In my company, we wanted to monitor HTTP traffic from our users but we didn't want to put in place a proxy. We went to the solution of sniffing traffic going through our gateway and Ethereal managed to give us some interesting realtime results.
However, we wanted to log the traffic over many days and to make graphs and statistics from the results. And this where Ethereal falls short and shows up the weak point of many tools coming from the Unix world : how can we interface and use the power of Ethereal from another program easily ? We are a company and we did not want to spend days and days looking at the source code.
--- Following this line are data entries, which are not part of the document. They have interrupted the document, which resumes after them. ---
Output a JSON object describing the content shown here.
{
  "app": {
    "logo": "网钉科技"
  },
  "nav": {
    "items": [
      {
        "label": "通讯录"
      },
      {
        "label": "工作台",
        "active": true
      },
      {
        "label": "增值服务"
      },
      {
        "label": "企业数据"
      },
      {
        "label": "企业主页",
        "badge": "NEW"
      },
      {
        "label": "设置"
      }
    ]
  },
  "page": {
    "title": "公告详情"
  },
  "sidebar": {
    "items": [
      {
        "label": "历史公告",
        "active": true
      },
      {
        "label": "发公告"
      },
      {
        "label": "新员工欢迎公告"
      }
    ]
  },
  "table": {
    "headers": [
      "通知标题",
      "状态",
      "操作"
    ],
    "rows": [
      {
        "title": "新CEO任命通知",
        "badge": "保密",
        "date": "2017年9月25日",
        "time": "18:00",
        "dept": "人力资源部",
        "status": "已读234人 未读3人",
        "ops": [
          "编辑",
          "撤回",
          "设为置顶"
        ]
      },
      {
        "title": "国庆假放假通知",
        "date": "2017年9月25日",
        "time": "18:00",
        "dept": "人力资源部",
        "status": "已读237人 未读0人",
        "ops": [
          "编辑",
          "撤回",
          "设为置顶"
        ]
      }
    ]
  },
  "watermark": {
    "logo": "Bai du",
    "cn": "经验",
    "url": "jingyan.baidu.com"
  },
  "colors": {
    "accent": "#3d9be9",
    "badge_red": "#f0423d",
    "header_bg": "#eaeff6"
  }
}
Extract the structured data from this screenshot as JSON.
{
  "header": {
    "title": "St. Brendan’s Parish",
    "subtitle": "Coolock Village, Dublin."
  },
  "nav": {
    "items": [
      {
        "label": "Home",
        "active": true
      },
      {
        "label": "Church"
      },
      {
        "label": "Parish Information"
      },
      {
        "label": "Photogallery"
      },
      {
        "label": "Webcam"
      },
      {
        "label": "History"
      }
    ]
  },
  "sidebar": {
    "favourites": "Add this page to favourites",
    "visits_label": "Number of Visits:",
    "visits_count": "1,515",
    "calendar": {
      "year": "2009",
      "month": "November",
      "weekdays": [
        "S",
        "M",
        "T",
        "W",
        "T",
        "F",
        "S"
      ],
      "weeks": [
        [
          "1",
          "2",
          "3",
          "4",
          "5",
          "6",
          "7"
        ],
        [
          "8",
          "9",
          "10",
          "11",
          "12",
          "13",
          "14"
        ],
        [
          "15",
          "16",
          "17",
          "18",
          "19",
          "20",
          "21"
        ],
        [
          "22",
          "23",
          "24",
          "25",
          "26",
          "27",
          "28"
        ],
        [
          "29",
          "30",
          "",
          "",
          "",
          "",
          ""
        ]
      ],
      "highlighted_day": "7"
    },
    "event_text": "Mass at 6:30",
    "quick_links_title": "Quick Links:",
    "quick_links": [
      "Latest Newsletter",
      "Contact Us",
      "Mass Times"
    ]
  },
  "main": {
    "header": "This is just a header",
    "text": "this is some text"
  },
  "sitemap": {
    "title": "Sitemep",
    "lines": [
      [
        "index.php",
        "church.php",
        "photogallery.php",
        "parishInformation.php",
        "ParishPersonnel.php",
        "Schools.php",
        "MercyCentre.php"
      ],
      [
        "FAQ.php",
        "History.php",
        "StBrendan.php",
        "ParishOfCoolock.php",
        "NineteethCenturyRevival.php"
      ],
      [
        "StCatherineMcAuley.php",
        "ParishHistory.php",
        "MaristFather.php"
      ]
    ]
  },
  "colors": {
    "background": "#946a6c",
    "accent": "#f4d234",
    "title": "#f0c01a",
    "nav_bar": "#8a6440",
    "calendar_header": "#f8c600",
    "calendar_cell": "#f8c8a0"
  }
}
At the contrary, in the Windows world, we don't have the source code of Word, Excel, Internet Explorer, nor Exchange but we can check spelling, create graphics, and send tasks and notes with only a few lines of VB code.

The only solution we found to use Ethereal from another program was : to ask tethereal (the command line tool) to output results in Xml-like (!) format (pdml), to process output using an Xml parser and to put all this stuff in a .Net component. Finally, this .Net component exposed all high level methods we expected from Ethereal : "analyse http traffic" and "notify us when you find new packets". And at the end... we used this component to generate Excel reports !

Ok, interfacing ethereal with xml works well and took only a few hours to implement but I let you imagine how much CPU this solution uses! Fortunately we process *only* HTTP traffic over a *slow* 1Mb/s line. We could not use this approach to monitor for instance tcp traffic over a 10Mb/s line...

Re:Ethereal in University Setting

[zgornz]

Switches are sniffable too. It just takes more work. Read about arpspoof, part of the dsniff package, you can trick a switch into sending you data rather than a client or even the gateway, then you forward it along to where it really belongs.

This even works on cable modems, but you can only sniff downstream packets, not upstream.

Richard Stevens...

[Mirko.S]

Hi,

I currently reading TCP/IP Illustrated Vol.1 (somewhere above Chap. 19) and have begun with Vol.2 a few days ago... (implemetation of IP in FreeBSD havy stuff... :))

Well... if you have read Vol.1 you should not have further questions to a tcpdump or an ethereal or "raw packet binary dump" output.

Stevens explain all fields in the headers and what are possible options/flags and what they do. Also he explain how connections are established and closed and data are delivered. He also gives a short instruction in many protocols like dns, tftp, bootp etc. and a lot of more...

They are a little bit expensive (arround 60 - 70 euro per book) but thouse books are full of information, no unneedet informations or overhead and worth to buy it (at least Vol.1 when you are interested in IP).

all in one... he explains the internet :)

Re:Already out of date

[ted_nugent]

Sounds great until you realize that Syngress has never published a revision to any of their existing titles.

Disclaimer:Of course, I could be totally wrong on this, since it's based on my own casual observation rather than a publishing schedule.